Today, Sky Greens’ lettuce is sold in a single market chain, where the price is about 20% above the cost of other leafy vegetables. Consumers are willing to pay more for the goods because it is tasty and very fresh -- usually just a day old.
Once the capital costs are paid off, the price of vertical farm lettuce could be less than imported lettuce. The cost of erecting one 30-foot-high tower with 38 tiers of growing troughs is about $11,000. Sky Greens wants to expand its current operation to 2,000 towers, reaching a total cost of roughly $26 million.
What seems most obvious about the Sky Greens venture is how important it has become for Singapore to become food independent. The country began moving toward water independence over several decades, going from importing nearly all of its water in the 1960s to cutting that amount to less than half in recent years.
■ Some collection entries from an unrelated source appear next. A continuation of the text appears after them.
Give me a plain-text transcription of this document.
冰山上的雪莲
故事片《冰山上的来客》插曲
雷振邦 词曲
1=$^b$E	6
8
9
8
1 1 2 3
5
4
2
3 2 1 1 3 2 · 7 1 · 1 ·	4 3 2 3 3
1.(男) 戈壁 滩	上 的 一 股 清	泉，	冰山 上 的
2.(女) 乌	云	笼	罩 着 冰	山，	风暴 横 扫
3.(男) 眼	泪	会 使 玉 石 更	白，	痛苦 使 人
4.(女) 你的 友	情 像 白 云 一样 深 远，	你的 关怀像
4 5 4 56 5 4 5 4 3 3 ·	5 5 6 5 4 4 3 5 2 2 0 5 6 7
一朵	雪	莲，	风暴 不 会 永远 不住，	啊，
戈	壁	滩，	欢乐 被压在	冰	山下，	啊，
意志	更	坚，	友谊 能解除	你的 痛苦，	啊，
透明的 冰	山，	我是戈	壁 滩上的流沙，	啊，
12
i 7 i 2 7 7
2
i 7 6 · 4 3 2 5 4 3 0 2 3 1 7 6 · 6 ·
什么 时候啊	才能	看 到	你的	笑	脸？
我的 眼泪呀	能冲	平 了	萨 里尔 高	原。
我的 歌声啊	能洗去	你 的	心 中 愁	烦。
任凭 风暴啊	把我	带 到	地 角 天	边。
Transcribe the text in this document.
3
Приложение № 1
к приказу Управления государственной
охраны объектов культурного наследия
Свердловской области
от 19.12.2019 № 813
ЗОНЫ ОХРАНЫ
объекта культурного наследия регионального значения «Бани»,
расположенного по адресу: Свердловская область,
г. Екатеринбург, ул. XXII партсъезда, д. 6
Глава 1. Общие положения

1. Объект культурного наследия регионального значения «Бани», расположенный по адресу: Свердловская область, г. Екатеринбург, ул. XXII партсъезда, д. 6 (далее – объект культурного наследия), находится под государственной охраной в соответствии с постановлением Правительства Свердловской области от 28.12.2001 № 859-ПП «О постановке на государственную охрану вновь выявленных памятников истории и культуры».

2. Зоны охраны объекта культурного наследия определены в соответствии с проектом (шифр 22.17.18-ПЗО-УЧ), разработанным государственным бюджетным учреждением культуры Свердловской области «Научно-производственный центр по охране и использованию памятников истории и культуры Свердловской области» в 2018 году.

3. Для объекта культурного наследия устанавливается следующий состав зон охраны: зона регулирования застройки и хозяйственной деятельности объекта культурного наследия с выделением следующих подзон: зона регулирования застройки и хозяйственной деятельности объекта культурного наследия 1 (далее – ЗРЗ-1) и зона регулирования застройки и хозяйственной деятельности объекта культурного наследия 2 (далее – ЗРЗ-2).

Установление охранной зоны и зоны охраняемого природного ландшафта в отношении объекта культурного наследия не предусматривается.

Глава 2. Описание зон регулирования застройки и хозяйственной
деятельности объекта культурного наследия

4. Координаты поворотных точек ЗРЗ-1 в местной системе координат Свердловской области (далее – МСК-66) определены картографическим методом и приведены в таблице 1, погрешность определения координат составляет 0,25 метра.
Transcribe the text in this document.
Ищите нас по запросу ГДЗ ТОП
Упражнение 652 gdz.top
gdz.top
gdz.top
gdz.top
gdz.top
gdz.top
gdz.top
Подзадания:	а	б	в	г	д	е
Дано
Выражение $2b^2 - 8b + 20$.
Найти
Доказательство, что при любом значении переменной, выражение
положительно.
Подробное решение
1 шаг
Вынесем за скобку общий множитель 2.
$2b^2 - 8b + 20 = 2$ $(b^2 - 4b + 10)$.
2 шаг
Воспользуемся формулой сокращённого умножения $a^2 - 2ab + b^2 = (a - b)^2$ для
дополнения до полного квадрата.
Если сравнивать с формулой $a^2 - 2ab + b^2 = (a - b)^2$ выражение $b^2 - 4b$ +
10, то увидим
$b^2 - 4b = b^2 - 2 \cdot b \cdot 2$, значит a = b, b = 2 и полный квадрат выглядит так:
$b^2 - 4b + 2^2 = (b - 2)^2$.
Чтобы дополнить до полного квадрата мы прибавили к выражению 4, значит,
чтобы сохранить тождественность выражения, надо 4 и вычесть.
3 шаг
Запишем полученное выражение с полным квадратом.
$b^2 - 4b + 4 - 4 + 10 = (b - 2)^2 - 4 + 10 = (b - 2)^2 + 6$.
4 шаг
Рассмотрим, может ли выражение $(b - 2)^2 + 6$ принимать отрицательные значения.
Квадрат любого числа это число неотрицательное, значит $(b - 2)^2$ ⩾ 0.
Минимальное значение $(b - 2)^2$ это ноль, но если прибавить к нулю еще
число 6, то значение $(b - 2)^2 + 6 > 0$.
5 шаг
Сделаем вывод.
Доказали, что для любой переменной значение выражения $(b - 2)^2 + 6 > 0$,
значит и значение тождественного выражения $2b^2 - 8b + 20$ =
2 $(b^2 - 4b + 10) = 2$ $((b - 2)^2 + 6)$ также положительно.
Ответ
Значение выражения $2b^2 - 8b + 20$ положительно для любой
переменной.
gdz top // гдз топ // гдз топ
The water initiative came after the country embarked in the 1970s on an ambitious plan to clean up its rivers and to capture rainwater by setting up a series of reservoirs. In 2008, the Marina Barrage dam was opened across the Marina Channel near a dense urban area of high rises and at the confluence of five rivers. The Barrage helps with flood control in nearby streets where more than 150 drain sensors are installed. The sensors detect if flooding is imminent and will tweet out warnings to residents to take precautions.
Singapore also desalinates water and recaptures gray water with the use of membrane technology to create what it calls "New" water, which can be used for watering plants and a variety of other purposes.
Because Singapore is a small island nation, it's easy to see why water and food independence are major imperatives. As the world’s geo-political situation evolves in coming years and the nation becomes potentially more vulnerable, Singapore seems to be taking steps that should make it mostly self-reliant. Self-reliance was an imperative invoked by the nation’s beloved first prime minister, Lee Kuan Yew, who died last year. Average citizens and companies based in Singapore like Sky Greens seem to have taken Lee’s vision to heart.